At the New Hampshire GOP summit, Bush sought to strike a forward-looking tone.
“We will not win if we just complain about how bad things are,” Bush said. “We also have to offer a compelling alternative so that more and more and more people join our cause.”
He didn’t mention any GOP foes by name, but—through the cloak of an assault on President Barack Obama—took a veiled shot at the three freshman Republican senators who have entered the race so far: Florida’s Marco Rubio, Texas’s Ted Cruz and Kentucky’s Rand Paul.
Bush said that “accomplishment matters” and, suggesting that his time as Florida governor is better preparation than Congress, added: “The big desk is different than perhaps United States senator or another job.”
Bush didn’t throw much red meat to hardline conservatives, standing by his controversial stand in favor of immigration reform during his stops in New Hampshire, downplaying the importance of same-sex marriage and defending his calls for higher education standards, even as he said the federal government shouldn’t push Common Core on states.
But his biggest selling point was the eight years he spent as Florida’s top executive, saying his record is an “I’m-not-kidding conservative one.”
The summit’s attendees—particularly those who remembered the Bush family’s first two presidents—said it wasn’t his policies that concerned them, less than one year away from the state’s primary.
“The Bush family has been terrific, but I think we need a change,” said Jim McHugh, a 63-year-old consulting business owner from Portsmouth.
“It’s probably not fair to him, simply because his dad and his brother were president, but I think I would like to see someone new,” said Donna Slack, a 66-year-old Greenland retiree.
“I certainly don’t have anything against him personally. I think he did a wonderful job in Florida,” she added.
Bush earned strong reviews, though, from University of New Hampshire students—both of whom were in their early teenage years when Bush’s brother was president, and who weren’t alive when his father left office.

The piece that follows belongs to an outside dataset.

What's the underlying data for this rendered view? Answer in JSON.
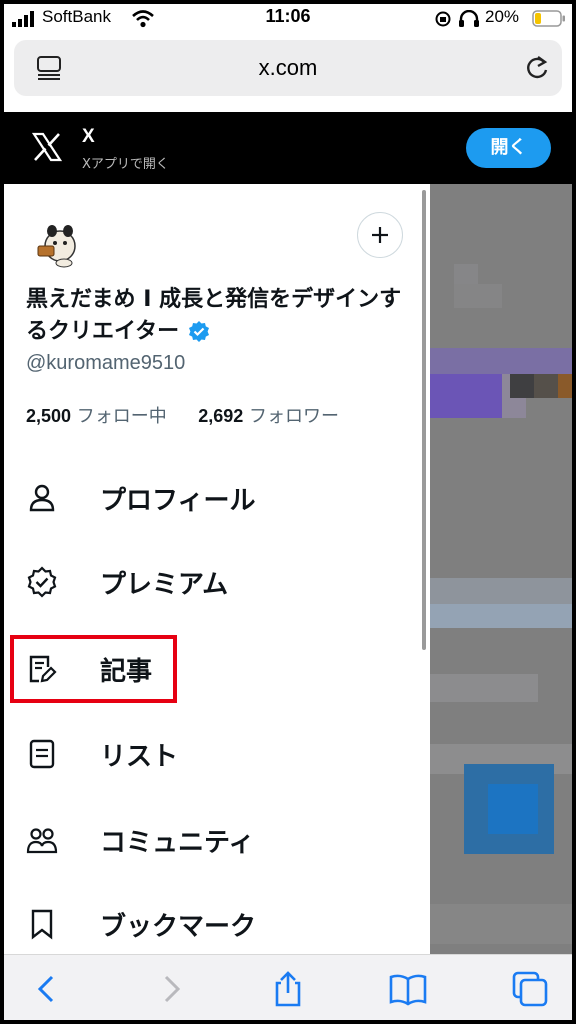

John Corbett, a 19-year-old sophomore, said Bush’s summit comments sold him.
“He’s extremely personable, compared to some other candidates,” he said. “Some crowds I’ve seen him speak at are not exactly his type of conservatives, but I think he really knows how to adapt to every situation.”
Michael Raccio, 21, another UNH student, said Bush “really impressed me,” but he’ll probably back a more conservative contender, like Cruz, because Bush “didn’t address illegal immigration, and he has a shaky record on that.”
“I was looking for him to address why he was in favor of giving in-state tuition to illegal immigrants in addition to giving driver’s licenses to illegal immigrants, and he never mentioned a thing,” he said. “So I’m still left with a couple questions.”